Hook Discovery Tool
Search and discover Drupal hooks available in core and popular contributed modules.
Drupal Hook System — How It Works
Drupal's hook system is the primary way modules intercept and extend core functionality without modifying core files. A hook is simply a function in your module following the naming convention MODULENAME_hookname(). When Drupal invokes a hook, it calls every implementation of that hook in every enabled module.
Hooks are defined in .module files or in dedicated service classes registered through the event system in Drupal 8+. Unlike WordPress hooks, Drupal hooks are discovered at bootstrap time and cached — there is no add_action() equivalent.
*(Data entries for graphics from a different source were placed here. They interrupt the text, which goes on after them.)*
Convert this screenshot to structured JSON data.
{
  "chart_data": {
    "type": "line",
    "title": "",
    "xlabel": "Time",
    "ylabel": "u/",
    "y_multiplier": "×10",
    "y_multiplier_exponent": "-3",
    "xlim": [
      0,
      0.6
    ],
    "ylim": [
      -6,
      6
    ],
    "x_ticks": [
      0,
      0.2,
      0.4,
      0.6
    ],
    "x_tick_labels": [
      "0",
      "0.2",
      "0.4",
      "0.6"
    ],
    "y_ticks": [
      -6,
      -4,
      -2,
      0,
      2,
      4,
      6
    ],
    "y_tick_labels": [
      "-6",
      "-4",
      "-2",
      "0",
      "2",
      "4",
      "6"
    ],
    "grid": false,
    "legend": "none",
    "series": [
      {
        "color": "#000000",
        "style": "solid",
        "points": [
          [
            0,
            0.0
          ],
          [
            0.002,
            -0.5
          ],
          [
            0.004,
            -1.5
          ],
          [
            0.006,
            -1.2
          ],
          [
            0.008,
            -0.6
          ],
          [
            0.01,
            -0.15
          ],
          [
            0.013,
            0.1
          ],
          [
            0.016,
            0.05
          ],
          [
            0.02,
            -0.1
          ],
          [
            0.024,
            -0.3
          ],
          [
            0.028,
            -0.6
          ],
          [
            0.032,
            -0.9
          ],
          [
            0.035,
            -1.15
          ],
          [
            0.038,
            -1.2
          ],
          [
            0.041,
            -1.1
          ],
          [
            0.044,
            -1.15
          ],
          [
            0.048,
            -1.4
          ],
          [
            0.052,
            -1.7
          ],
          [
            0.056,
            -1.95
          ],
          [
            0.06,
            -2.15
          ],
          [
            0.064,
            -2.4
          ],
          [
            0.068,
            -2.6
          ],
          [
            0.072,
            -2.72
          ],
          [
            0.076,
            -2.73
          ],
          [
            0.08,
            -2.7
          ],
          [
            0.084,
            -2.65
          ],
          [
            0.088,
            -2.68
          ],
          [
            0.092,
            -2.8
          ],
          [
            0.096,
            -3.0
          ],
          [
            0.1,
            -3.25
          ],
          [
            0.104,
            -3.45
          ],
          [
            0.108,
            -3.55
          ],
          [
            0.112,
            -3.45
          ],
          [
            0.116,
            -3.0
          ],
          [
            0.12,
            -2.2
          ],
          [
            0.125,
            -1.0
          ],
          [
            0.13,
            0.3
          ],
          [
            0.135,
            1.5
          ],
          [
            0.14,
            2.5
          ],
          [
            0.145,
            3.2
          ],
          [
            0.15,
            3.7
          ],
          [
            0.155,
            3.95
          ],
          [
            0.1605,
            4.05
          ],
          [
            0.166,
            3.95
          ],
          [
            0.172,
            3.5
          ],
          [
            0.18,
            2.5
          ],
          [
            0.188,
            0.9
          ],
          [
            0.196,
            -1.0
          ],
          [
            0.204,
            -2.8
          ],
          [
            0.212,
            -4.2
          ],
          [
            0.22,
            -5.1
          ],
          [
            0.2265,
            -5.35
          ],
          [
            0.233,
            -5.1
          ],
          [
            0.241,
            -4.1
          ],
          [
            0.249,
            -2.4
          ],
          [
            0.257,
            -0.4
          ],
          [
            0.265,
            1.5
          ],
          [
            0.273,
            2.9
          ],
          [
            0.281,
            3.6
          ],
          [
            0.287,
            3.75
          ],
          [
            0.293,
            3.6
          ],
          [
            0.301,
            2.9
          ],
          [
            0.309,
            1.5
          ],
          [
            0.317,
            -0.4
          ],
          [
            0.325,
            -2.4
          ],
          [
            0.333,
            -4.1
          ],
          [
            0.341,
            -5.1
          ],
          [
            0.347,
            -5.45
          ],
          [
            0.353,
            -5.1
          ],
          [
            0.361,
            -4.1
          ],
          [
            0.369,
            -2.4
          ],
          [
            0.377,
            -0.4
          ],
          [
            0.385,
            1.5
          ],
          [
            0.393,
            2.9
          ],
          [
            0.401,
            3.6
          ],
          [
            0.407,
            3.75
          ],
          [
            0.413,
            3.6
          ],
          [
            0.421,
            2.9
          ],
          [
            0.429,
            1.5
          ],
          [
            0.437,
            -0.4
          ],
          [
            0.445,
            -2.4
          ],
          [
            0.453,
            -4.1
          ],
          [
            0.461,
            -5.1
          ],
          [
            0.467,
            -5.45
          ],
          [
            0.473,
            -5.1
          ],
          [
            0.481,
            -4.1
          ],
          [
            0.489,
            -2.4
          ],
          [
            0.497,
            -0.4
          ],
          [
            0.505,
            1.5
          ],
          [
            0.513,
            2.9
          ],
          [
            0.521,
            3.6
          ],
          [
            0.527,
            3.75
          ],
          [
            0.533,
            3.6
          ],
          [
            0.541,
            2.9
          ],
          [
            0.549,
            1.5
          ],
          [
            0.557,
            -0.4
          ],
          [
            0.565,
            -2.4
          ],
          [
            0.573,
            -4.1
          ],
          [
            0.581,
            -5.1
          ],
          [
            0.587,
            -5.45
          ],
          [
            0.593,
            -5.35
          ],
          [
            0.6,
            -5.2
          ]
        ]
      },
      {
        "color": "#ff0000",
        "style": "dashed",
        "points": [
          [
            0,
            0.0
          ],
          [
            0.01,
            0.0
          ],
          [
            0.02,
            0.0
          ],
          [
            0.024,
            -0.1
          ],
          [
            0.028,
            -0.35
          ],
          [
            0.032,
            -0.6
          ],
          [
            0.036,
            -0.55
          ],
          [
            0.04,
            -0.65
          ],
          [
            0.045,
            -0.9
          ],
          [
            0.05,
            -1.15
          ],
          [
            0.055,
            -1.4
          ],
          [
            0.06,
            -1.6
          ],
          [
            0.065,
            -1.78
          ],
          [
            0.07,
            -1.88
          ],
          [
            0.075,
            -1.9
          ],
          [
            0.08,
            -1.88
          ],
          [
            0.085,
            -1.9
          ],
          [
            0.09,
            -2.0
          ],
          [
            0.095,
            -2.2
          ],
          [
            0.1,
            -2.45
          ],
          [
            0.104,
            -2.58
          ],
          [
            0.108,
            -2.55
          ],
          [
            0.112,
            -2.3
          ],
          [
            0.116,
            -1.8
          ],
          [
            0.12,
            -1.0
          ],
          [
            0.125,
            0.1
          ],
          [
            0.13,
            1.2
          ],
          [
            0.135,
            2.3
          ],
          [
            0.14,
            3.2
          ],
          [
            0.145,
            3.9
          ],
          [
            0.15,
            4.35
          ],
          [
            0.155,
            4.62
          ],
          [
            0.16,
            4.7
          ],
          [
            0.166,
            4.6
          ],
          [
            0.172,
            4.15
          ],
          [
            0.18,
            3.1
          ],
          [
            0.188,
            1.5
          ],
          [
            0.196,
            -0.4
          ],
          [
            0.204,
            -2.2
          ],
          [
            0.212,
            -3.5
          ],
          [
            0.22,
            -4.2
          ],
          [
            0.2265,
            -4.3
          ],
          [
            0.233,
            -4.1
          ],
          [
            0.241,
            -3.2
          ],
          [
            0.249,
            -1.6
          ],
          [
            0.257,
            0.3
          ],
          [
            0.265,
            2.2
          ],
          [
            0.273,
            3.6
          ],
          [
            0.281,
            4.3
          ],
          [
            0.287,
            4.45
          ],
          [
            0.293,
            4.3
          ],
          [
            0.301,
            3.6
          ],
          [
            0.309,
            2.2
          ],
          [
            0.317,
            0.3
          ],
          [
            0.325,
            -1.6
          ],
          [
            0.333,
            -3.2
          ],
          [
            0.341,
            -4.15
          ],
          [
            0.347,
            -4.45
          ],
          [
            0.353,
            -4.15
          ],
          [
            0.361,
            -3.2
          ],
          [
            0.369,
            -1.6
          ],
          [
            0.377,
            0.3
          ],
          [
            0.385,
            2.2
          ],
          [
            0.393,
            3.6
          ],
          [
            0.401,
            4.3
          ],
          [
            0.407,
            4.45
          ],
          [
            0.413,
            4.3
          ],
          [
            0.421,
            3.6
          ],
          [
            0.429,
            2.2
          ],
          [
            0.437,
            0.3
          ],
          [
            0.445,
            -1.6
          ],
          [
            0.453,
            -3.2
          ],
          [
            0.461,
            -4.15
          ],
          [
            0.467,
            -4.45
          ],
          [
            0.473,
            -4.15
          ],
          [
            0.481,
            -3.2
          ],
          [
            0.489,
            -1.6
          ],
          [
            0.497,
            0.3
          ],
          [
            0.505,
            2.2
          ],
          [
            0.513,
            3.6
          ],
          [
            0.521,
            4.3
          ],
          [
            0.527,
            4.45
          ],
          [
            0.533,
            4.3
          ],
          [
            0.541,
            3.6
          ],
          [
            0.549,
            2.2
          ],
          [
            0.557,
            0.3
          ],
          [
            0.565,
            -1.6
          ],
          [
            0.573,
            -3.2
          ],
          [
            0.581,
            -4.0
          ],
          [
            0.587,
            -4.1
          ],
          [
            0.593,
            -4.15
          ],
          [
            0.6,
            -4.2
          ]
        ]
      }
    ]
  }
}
If your module file defines the function, it will be called automatically.
Implementing a Hook
In your mymodule.module file:
/**
* Implements hook_node_presave().
*/
function mymodule_node_presave(\Drupal\node\NodeInterface $node) {
if ($node->bundle() === 'article') {
// Your logic here.
}
}
Hooks vs. Event Subscribers
Drupal 8+ introduced Symfony's event system as an alternative to hooks for many subsystems. Event subscribers offer better performance through dependency injection and can be unit tested more easily. However, many Drupal-specific operations (entity operations, form alters, theme preprocessing) still rely on hooks. Use hooks for Drupal-specific integrations and event subscribers for Symfony-level events.